Alia Saleh
Chief Financial Officer, ISG Middle East, UAE
Alia is the Chief Financial Officer at ISG Middle East, a strategic finance leader with over 15 years of experience across the Middle Eastern, European, and Asian markets. A Big 4 trained and qualified Chartered Accountant (FCCA), she brings expertise in corporate finance management, financial reporting, FP&A, treasury, governance, and risk management. Alia plays a key role in supporting ISG’s commitment to sustainable construction and embedding ESG principles into financial strategies, helping drive responsible growth.
1.How can companies in real estate manage the pressure to balance profitability with their ESG and CSR commitments?
As CFO of a UAE contracting firm, I’m often asked whether “green” means “red ink.” It doesn’t. Global data from CBRE and MSCI show ESG-rated portfolios matching—or beating—traditional real estate returns over the past eight years.
Why? Operating costs fall when you track energy, water, and waste; valuation rises because investors and tenants will pay for resilient assets. The catch is intent.
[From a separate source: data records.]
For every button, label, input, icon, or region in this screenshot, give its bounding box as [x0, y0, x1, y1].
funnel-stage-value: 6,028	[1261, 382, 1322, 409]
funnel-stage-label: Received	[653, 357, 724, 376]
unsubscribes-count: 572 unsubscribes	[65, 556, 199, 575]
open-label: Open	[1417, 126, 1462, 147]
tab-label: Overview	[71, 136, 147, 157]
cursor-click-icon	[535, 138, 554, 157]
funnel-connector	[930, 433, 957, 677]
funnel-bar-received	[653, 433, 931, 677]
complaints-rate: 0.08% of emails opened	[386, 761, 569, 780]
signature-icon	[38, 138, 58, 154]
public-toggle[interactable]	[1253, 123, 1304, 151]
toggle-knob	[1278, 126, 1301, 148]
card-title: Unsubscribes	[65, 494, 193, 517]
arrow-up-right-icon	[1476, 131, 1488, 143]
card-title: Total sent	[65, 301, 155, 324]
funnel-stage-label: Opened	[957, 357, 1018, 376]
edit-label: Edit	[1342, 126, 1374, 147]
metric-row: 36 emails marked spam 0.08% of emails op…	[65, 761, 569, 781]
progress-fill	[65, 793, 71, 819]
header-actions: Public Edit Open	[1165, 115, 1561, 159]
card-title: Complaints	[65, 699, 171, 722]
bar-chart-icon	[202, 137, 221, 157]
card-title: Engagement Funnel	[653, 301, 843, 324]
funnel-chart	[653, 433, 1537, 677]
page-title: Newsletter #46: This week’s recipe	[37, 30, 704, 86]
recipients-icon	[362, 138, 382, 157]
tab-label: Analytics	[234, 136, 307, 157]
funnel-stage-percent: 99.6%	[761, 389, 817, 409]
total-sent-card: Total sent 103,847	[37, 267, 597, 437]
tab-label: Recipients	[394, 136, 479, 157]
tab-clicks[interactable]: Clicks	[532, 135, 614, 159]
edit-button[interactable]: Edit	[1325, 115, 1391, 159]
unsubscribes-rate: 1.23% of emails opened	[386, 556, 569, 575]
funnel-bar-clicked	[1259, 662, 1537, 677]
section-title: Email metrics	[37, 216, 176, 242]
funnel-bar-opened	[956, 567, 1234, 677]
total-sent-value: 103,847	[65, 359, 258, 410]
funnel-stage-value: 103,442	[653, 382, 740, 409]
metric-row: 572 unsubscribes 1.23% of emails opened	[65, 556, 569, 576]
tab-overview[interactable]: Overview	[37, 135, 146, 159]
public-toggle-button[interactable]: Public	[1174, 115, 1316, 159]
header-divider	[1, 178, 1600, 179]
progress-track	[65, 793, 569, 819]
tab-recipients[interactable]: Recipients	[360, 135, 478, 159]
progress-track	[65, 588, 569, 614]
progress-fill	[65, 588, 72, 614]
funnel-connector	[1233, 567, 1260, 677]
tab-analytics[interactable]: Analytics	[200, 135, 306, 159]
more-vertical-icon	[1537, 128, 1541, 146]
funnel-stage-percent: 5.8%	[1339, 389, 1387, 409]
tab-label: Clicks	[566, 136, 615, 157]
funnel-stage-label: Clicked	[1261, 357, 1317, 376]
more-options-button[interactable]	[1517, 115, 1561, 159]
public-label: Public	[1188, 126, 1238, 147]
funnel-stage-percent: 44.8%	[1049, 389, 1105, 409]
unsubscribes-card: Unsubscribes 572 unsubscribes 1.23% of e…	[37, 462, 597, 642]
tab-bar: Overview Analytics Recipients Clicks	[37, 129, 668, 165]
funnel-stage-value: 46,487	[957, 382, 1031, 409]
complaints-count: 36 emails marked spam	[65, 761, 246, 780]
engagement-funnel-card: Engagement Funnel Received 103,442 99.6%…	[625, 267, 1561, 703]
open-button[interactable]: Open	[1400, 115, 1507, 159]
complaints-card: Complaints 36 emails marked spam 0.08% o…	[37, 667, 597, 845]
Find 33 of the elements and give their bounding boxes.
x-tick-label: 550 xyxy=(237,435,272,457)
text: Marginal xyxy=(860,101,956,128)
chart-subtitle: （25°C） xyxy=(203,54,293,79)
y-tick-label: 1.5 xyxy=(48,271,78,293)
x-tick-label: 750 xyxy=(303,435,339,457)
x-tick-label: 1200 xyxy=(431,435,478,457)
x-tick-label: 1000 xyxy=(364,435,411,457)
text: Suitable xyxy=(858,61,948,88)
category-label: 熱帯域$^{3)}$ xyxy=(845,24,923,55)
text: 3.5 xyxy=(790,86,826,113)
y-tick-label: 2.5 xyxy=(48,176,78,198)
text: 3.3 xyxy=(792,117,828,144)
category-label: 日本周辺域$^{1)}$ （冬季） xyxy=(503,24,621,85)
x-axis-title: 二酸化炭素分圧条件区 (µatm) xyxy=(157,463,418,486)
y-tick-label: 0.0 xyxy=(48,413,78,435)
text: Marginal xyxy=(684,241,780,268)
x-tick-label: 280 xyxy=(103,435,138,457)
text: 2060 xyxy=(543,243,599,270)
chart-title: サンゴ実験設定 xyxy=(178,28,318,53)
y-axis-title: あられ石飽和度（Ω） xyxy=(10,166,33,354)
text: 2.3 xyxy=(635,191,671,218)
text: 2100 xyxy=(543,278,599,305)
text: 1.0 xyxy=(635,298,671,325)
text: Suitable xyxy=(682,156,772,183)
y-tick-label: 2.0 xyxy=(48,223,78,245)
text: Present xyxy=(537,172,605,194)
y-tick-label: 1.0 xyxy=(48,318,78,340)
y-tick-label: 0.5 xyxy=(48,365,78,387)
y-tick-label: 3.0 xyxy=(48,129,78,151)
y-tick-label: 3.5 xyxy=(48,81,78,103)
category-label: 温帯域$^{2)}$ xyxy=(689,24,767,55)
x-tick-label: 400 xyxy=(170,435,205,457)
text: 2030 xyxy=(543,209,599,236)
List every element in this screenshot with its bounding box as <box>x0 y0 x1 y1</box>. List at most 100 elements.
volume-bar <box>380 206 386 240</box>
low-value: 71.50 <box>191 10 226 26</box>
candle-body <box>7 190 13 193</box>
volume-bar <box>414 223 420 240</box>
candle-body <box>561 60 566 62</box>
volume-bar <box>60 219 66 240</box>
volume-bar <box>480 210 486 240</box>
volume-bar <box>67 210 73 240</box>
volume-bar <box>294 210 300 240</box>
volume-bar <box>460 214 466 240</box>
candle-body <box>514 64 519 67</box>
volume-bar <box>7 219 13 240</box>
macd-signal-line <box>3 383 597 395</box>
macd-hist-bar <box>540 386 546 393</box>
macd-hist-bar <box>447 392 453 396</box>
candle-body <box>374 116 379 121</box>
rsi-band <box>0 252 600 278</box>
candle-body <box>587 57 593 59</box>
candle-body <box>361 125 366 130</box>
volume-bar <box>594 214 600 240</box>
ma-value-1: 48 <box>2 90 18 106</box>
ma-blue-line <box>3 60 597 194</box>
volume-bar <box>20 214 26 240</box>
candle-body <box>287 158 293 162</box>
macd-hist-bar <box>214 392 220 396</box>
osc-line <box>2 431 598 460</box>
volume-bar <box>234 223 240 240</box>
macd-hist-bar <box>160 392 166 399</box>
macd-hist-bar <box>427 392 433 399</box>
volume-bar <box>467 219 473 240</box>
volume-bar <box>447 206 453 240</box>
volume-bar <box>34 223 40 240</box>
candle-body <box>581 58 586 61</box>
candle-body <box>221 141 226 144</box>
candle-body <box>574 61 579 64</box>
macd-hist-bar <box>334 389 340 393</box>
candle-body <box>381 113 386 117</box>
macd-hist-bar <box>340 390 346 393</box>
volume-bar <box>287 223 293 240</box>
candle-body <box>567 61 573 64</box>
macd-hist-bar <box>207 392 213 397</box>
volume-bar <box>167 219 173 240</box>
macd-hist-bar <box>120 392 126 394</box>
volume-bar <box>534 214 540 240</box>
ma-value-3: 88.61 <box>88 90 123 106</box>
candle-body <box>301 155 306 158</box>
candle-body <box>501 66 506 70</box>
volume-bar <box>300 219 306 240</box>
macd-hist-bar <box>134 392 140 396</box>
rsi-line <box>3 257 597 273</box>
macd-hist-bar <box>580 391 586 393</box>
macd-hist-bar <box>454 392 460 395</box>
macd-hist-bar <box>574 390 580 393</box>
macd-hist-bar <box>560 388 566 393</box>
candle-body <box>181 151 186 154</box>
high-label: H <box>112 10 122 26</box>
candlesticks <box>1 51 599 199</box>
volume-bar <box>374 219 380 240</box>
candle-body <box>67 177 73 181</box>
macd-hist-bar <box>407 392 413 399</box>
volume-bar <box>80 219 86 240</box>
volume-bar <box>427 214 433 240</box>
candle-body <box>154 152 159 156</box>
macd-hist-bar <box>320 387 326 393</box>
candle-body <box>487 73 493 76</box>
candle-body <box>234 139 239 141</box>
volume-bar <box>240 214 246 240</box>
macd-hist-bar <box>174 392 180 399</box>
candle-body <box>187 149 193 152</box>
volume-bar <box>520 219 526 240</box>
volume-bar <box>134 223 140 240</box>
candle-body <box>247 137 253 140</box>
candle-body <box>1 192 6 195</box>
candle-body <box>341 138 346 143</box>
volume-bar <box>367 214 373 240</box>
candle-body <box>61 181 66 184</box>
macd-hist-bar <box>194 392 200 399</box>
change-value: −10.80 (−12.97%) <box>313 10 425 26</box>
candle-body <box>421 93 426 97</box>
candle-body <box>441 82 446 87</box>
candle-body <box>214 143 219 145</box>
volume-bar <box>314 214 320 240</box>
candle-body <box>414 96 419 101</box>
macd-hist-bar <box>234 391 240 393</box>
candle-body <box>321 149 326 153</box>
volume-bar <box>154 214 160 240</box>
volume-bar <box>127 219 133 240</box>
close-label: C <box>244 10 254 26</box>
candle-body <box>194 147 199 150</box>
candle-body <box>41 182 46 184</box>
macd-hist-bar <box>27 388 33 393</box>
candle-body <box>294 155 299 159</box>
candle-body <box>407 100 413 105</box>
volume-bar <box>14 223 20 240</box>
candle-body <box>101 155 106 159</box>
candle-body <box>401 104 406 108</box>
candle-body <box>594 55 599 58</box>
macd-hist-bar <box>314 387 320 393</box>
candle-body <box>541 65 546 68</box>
Bolting CSR onto a project after tender is pure PR and rarely survives value-engineering. Embedding it early—life-cycle costing, solar-ready roofs, smart-metering—keeps margins intact and shields cash flow from volatile utility prices. Boards worry about payback; for basic retrofits the global median is < 3 years, while in Saudi residential stock it’s under 12 months. That said, most performance studies come from listed REITs in mature markets, not private GCC developers, so returns might lag during our learning curve.
Still, regulators are moving fast (EU CSRD, UAE Net-Zero 2050), and capital will follow disclosure. The real risk is inertia. Profit and purpose aren’t a trade-off—they’re a timing difference. Finance teams that model carbon the way we model cash will win both.
2. How can real estate developers collaborate with communities to ensure that their projects align with broader social responsibility and sustainability goals?
Steel and concrete change skylines, but social licence keeps them standing.
Globally, developers that co-create with communities see faster approvals and lower litigation costs. The playbook is simple: listen early, act visibly, measure honestly. In London’s King’s Cross, Argent formed a resident advisory board that shaped public spaces and retail mix—footfall is now 25 % above forecast.
On my Dubai sites we mirror that with “majlis” forums, opening the drawings to neighbours and subcontractors before piling begins; design tweaks have cut post-handover complaints by 40 %. Sponsoring local events or volunteering is not window-dressing if it links back to project KPIs—think apprenticeship targets, SME procurement quotas, or community Wi-Fi. Digital helps: a blog or WhatsApp channel that publishes noise levels and traffic diversions in real time builds trust faster than any glossy brochure.
Bias watch: engagement costs time; tight programmes tempt shortcuts. Yet Deloitte’s 2024 survey shows every US$1 spent on stakeholder engagement saves US$6-10 in delays. Community ROI is real—and bankable.
3. In the Middle East, how can property developers incorporate responsible sourcing and sustainable materials into their projects, considering the region's climate and resources?
Concrete still rules our skylines, yet materials can make—or break—an ESG scorecard. The UAE market is pivoting: recycled aggregates, low-E glass, and bio-based insulation are moving from pilots to tender specs. Supply-chain due diligence is now part of our pre-qualification of vendors, not a last-minute questionnaire.
Practical steps:
1. Source regionally recycled steel from Abu Dhabi or fly-ash cement from Oman cuts freight emissions.
2. Embed life-cycle assessment (LCA) in BOQs; suppliers providing Environmental Product Declarations win tie-breaks.
3. Bundle energy, water, and material metrics in one dashboard to avoid silo decisions that game the numbers. Financially, Emirates Green Building Council estimates 20-30 % energy savings for compliant builds, with typical paybacks under five years—comfortably within most debt tenors.
Bias watch: premiums fluctuate; green insulation can cost +15 % today but drop as scale grows. Contractors who lock in volume agreements will lead the price curve. Responsible sourcing isn’t just good optics; it future-proofs assets against carbon tariffs and obsolescence.
My takeaway as CFO: treat every PO as a sustainability instrument—the ledger will reward you later.